Do I need an electric hospital bed?

The kind of bed you need will depend on the mobility and size of the patient. Here are your options when it comes to manual and electric adjustments on your hospital bed.


Manual (hand crank) requires an able-bodied caregiver

This is the lowest price point, with every adjustment made by an attendant. The bed will have three hand cranks, typically at the foot of the bed. One crank raises and lowers the head, one does so for the foot, and one will adjust the overall height of the bed. This is a good option if the patient is fairly mobile and can help with shifting their own position and getting into and out of bed.

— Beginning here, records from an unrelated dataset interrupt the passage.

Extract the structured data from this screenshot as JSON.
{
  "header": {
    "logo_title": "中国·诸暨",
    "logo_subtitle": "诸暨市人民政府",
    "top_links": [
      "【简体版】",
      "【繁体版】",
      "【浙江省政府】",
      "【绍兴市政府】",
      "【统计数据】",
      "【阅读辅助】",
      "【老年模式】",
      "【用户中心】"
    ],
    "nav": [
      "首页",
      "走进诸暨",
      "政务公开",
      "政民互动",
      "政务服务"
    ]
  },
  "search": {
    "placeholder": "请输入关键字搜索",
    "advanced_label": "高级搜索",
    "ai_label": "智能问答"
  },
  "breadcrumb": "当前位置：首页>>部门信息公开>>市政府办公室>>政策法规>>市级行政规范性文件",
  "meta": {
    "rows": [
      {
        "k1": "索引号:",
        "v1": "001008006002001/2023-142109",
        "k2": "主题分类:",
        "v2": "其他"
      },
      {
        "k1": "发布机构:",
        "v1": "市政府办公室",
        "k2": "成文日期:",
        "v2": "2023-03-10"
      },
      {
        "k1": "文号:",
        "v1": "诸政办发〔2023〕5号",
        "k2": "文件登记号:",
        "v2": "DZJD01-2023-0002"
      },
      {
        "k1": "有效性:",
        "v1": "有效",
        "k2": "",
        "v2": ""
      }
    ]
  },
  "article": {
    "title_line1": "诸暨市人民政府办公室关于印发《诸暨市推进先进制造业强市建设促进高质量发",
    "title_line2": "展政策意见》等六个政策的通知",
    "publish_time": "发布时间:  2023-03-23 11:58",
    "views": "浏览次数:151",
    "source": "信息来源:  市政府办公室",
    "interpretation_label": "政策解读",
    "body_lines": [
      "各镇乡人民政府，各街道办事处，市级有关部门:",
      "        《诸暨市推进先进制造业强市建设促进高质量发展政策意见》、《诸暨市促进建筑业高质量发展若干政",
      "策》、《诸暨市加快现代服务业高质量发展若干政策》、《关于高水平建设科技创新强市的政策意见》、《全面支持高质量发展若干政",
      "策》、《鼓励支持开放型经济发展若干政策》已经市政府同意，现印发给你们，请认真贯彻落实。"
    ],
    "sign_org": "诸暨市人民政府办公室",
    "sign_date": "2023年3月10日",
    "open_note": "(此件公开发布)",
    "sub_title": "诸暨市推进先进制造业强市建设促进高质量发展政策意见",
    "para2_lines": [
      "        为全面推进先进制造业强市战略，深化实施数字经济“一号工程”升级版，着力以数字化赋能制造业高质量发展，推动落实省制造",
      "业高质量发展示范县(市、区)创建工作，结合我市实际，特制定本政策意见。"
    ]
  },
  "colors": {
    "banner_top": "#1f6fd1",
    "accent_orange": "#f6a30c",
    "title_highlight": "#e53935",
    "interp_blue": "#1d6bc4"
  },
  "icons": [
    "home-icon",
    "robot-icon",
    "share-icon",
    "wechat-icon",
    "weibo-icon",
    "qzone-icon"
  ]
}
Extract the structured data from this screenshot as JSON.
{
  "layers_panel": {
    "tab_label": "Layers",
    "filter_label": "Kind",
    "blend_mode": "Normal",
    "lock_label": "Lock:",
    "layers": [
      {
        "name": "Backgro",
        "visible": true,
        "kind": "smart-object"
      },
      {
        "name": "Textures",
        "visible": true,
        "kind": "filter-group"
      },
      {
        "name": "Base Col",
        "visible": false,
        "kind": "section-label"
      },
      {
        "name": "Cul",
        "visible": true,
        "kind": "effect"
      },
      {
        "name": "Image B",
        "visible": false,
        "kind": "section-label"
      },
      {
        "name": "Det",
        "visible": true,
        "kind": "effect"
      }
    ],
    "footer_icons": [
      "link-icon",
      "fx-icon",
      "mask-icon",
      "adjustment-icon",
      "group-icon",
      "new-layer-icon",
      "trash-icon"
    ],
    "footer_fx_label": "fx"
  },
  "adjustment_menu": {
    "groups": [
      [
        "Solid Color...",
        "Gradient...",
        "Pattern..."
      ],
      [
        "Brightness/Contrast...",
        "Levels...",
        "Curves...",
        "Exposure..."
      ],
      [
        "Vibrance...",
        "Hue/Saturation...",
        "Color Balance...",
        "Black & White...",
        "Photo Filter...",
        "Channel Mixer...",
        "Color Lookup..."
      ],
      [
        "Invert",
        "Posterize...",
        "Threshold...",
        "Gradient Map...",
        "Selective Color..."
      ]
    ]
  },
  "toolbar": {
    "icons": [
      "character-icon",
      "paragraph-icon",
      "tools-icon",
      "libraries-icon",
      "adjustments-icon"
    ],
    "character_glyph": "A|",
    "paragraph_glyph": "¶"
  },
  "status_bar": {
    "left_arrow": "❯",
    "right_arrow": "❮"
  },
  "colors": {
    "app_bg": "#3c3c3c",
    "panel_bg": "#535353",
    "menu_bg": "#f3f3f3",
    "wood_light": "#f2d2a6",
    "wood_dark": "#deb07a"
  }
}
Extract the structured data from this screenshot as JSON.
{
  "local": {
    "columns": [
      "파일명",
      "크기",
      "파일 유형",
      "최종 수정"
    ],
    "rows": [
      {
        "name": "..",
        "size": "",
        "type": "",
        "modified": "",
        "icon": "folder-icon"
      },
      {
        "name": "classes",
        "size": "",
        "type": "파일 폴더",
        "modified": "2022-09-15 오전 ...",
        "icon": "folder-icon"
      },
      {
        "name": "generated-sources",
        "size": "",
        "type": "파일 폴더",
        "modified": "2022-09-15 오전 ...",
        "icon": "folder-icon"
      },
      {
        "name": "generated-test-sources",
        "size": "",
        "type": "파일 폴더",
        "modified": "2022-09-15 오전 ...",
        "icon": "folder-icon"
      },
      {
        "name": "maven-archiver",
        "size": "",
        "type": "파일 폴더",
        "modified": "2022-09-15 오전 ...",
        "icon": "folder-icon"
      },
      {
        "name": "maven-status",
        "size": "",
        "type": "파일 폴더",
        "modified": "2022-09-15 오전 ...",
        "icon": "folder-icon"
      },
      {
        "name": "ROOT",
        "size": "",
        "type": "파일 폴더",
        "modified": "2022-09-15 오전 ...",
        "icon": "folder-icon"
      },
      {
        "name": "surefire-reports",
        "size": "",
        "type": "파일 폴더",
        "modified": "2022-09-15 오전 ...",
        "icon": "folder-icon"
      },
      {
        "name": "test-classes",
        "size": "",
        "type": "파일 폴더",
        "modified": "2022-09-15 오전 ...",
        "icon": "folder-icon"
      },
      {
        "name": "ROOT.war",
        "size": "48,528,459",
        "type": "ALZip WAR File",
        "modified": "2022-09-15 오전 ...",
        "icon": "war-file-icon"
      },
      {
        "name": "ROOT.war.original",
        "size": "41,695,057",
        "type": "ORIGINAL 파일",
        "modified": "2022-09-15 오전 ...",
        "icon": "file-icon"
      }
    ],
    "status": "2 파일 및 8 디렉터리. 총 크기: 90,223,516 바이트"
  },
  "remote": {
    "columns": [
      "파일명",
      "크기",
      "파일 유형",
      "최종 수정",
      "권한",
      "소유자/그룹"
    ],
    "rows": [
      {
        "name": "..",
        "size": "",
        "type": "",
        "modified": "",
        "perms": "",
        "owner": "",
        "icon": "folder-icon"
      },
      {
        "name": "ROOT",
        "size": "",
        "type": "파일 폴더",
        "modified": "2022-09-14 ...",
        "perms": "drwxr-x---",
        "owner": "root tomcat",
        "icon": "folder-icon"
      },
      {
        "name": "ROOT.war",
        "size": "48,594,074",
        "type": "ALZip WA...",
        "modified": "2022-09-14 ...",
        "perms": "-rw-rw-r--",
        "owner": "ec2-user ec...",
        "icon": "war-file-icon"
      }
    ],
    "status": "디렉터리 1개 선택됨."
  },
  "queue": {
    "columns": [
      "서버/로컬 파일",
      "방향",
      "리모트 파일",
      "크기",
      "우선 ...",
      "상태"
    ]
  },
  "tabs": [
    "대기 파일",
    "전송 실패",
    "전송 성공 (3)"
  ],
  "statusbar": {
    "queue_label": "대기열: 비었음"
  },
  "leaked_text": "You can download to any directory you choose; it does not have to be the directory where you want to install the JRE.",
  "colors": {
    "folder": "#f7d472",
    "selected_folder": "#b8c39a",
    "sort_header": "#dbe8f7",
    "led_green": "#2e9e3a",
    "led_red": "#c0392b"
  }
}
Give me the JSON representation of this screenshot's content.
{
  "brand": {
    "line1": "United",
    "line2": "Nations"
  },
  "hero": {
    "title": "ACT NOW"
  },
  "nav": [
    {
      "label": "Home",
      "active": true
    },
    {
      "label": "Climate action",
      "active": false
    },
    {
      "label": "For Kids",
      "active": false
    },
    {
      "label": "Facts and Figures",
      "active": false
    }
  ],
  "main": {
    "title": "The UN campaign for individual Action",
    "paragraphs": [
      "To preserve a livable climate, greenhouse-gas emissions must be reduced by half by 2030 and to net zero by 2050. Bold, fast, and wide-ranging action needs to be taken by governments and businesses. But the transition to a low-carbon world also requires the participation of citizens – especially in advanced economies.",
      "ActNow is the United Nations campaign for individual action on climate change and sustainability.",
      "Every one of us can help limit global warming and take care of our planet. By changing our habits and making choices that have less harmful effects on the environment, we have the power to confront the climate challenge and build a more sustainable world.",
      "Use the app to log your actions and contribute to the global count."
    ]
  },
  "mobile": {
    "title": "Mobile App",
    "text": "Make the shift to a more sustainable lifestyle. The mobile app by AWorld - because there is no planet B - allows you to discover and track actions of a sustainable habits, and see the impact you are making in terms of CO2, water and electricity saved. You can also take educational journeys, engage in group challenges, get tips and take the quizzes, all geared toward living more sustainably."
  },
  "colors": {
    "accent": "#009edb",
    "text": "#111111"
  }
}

PRO TIP: Is a manual crank for you?

If you don't need to raise and lower the bed, and changes of position are not needed often, this can be a great solution. The drawback is that every position change must be made by an able-bodied caregiver.


Semi-electric gives the patient some autonomy

This type of bed has a slightly higher price point but gives the patient some autonomy over their movement. There is just one crank for the overall height adjustment, and an additional hand-held electric control to raise and lower the head and foot.


PRO TIP: Who needs a semi-electric hospital bed?

If the patient can get into and out of bed without raising and lowering the overall bed height, then semi-electric may be a good choice.


Full-electric provides the most independence

With a held-held control for overall bed height, head adjustments, and foot adjustment, this option provides the most independence for patients who need to get in and out of bed frequently, or do not have the help of a caregiver to raise and lower the overall bed height.


For long-term home care, a full-electric hospital bed often ends up being the most cost-effective choice with price points starting under $800 for a complete bed, mattress and side rails set.


Since a caregiver might not be necessary for every bed adjustment, the need for a 24-hour-a-day attendant means lower costs of overall care.


PRO TIP: When is a full-electric hospital bed best?

A full-electric hospital bed provides the most independence for patients who need to get in and out of bed frequently, or do not have the help of a caregiver.